Three years ago he was a quarterback wondering about his future who wanted to compete for a starting job. Now, after two franchise tags, Kirk Cousins will be looking to cash in in free agency and has become a case study. But while some view his situation as one that will change how teams do business, most see his situation as an aberration -- unless he receives a fully guaranteed three-year deal.
At the scouting combine, the former Washington Redskins quarterback -- who could become the game's highest paid player within a few days -- was a topic of discussion.
"I can tell you what I heard over and over again," an agent said at the combine, "is that this will go down in history as what not to do with your quarterback. The lesson learned here is people will be really worried about using the tag on quarterbacks going forward. How much better would they have been if they had offered just a little more money early in this process? Yeah, I've heard that from other teams. I think people will be really reluctant to do that going forward."
Since 2007, teams have tagged quarterbacks six times -- two were for Cousins. No quarterback had been tagged since 2012 when the Redskins did it to Cousins in '16.
One former executive said he thought Cousins' situation influenced Jimmy Garoppolo's deal with San Francisco. The 49ers ended up paying him the average of the tag numbers over a three-year period ($27.5 million).
Before Cousins, many players would not have dared to take this route. Agents will give teams a three-year average they'd want for their player, with a hidden threat of three one-year deals via the tag. But teams know most would not travel this path three straight years.
"Cousins went out and did it," the former executive said.
Lesson for agents
Another former executive said the lasting impact should be agents learning how to best maximize the value of a player. That would be a long-lasting one -- as it would be if Cousins signs a three-year deal fully guaranteed. That would alter the landscape. Cousins and his agent, Mike McCartney, parlayed his situation into $44 million in guaranteed income over the past two years. Some estimates have him getting nearly $90 million in guaranteed money once he signs with a new team.
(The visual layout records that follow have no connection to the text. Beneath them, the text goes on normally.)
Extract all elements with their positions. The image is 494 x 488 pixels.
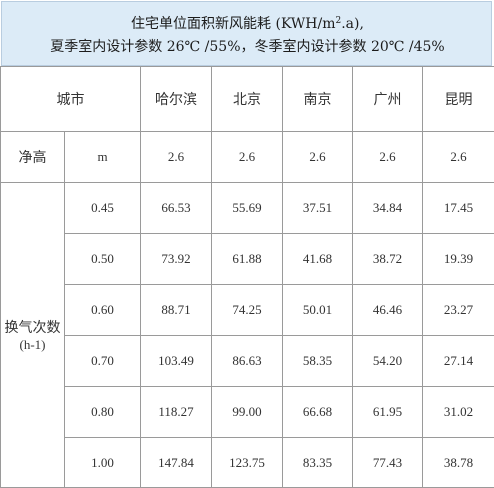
ach-label-cell: 换气次数 (h-1) (1, 183, 65, 488)
table-cell: 147.84 (141, 438, 212, 488)
ach-rate: 0.60 (65, 285, 141, 336)
table-cell: 2.6 (141, 132, 212, 183)
table-cell: 19.39 (423, 234, 494, 285)
table-cell: 38.78 (423, 438, 494, 488)
table-cell: 27.14 (423, 336, 494, 387)
header-city: 广州 (353, 67, 423, 132)
table-cell: 50.01 (283, 285, 353, 336)
table-cell: 2.6 (283, 132, 353, 183)
caption-line-2: 夏季室内设计参数 26℃ /55%，冬季室内设计参数 20℃ /45% (2, 37, 493, 57)
table-caption: 住宅单位面积新风能耗 (KWH/m2.a), 夏季室内设计参数 26℃ /55%… (1, 1, 492, 66)
table-cell: 103.49 (141, 336, 212, 387)
table-row: 0.80 118.27 99.00 66.68 61.95 31.02 (1, 387, 494, 438)
table-cell: 17.45 (423, 183, 494, 234)
table-cell: 2.6 (212, 132, 283, 183)
table-row: 1.00 147.84 123.75 83.35 77.43 38.78 (1, 438, 494, 488)
ach-rate: 0.80 (65, 387, 141, 438)
table-row: 0.60 88.71 74.25 50.01 46.46 23.27 (1, 285, 494, 336)
table-cell: 77.43 (353, 438, 423, 488)
header-city: 南京 (283, 67, 353, 132)
header-city: 昆明 (423, 67, 494, 132)
table-cell: 86.63 (212, 336, 283, 387)
table-cell: 2.6 (423, 132, 494, 183)
table-cell: 41.68 (283, 234, 353, 285)
ach-rate: 0.50 (65, 234, 141, 285)
table-cell: 74.25 (212, 285, 283, 336)
ach-rate: 1.00 (65, 438, 141, 488)
clear-height-row: 净高 m 2.6 2.6 2.6 2.6 2.6 (1, 132, 494, 183)
header-city: 哈尔滨 (141, 67, 212, 132)
table-cell: 88.71 (141, 285, 212, 336)
table-cell: 55.69 (212, 183, 283, 234)
table-row: 换气次数 (h-1) 0.45 66.53 55.69 37.51 34.84 … (1, 183, 494, 234)
ach-rate: 0.45 (65, 183, 141, 234)
energy-consumption-table: 城市 哈尔滨 北京 南京 广州 昆明 净高 m 2.6 2.6 2.6 2.6 … (0, 66, 494, 488)
table-cell: 38.72 (353, 234, 423, 285)
table-cell: 54.20 (353, 336, 423, 387)
table-cell: 58.35 (283, 336, 353, 387)
table-cell: 31.02 (423, 387, 494, 438)
table-cell: 61.95 (353, 387, 423, 438)
table-cell: 66.68 (283, 387, 353, 438)
clear-height-unit: m (65, 132, 141, 183)
table-cell: 66.53 (141, 183, 212, 234)
table-cell: 118.27 (141, 387, 212, 438)
caption-line-1: 住宅单位面积新风能耗 (KWH/m2.a), (2, 14, 493, 34)
header-city: 北京 (212, 67, 283, 132)
table-row: 0.50 73.92 61.88 41.68 38.72 19.39 (1, 234, 494, 285)
table-cell: 123.75 (212, 438, 283, 488)
caption-line-1-suffix: .a), (341, 16, 364, 32)
ach-rate: 0.70 (65, 336, 141, 387)
table-cell: 37.51 (283, 183, 353, 234)
table-cell: 99.00 (212, 387, 283, 438)
table-cell: 61.88 (212, 234, 283, 285)
caption-line-1-text: 住宅单位面积新风能耗 (KWH/m (131, 16, 335, 32)
table-row: 0.70 103.49 86.63 58.35 54.20 27.14 (1, 336, 494, 387)
ach-unit: (h-1) (20, 337, 46, 352)
ach-label: 换气次数 (5, 320, 61, 336)
table-cell: 34.84 (353, 183, 423, 234)
table-cell: 23.27 (423, 285, 494, 336)
header-row: 城市 哈尔滨 北京 南京 广州 昆明 (1, 67, 494, 132)
table-cell: 83.35 (283, 438, 353, 488)
table-cell: 2.6 (353, 132, 423, 183)
header-city-label: 城市 (1, 67, 141, 132)
table-cell: 73.92 (141, 234, 212, 285)
table-cell: 46.46 (353, 285, 423, 336)
clear-height-label: 净高 (1, 132, 65, 183)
His total guaranteed take over a three-year period will ultimately dwarf what the Redskins offered. Not everyone in the game thinks the Redskins made a mistake by not going that high, saying Cousins isn't enough of a game-changer to warrant that sort of deal.
Still, in 2016 Cousins' side proposed a three-year deal for $19 million per year with all of it guaranteed. It led to an impasse and, ultimately, the franchise tag. And once the tag became involved, a long-term deal became unlikely.
"It's a benefit to the players now to use the tag as leverage," another agent said. "Maybe teams will make more of an effort to get the quarterback done two years earlier, but I feel teams were making a big effort before [Cousins]. This is an exceptional case. Once the Ravens let Joe Flacco get to the end there and then he became the highest paid player ... it seems teams look at that and want to avoid that at all costs. It's interesting this one got to where it did."
The Redskins weren't about to extend Cousins a year before his contract was up. It's hard to imagine Cousins wanting to do so, either. At the end of the 2014 season -- with one year left on his rookie deal -- Cousins was a backup who made it clear he just wanted to compete for the starting job. Otherwise, he'd ask to be traded. With Robert Griffin III still under contract, and with the team about to pick up his fifth-year option that offseason, a long-term deal was unlikely. Also, Mike Shanahan, who drafted him and remains one of Cousins' biggest supporters, had been fired the previous offseason.
After the Redskins named Cousins the starter in August of 2015, then-general manager Scot McCloughan told team officials they should extend him. But with Cousins still unproven -- and with some wondering if Griffin would somehow reclaim the job, the Redskins weren't ready to do business. The offer likely wouldn't have been high -- maybe $8 to $10 million per year -- so it's hard to say that would have gotten it done. By the time there was a desire on the Redskins' part that December, it was too late, and Cousins was eyeing free agency or the franchise tag.
The lasting impact of Cousins' situation won't be known for a while. For teams, if he receives a contract worth $30 million per year, can a team still build around him or sustain what it has? Several executives and coaches said unless a quarterback is among the top two or three in the game, it's hard to justify going that high. That wasn't unanimous, though, as another coach said it was worth it just to lock in a good player at the game's most important position. For agents, the three-year guaranteed deal would be a game-changer.
The Redskins clearly believe it was too much, which is why they traded for Alex Smith and his $17 million cap hit this season and didn't tag Cousins a third year at $34.5 million. Some in the organization believe they should have tried to trade Cousins last offseason rather than tag him a second time, which led to another year of questions about his desire to be here long-term.
Still, from a business perspective, Cousins will financially benefit greatly by his maneuvering. What it means for others remains to be seen.
"It's more of an aberration. As the numbers get higher and higher for quarterbacks, the tag gets higher and higher," another agent said. "That's the bigger issue than anything. It's not really the Cousins situation. To play off the tag for two years to lock in that money and have it go like that ... that's the ultimate strategy."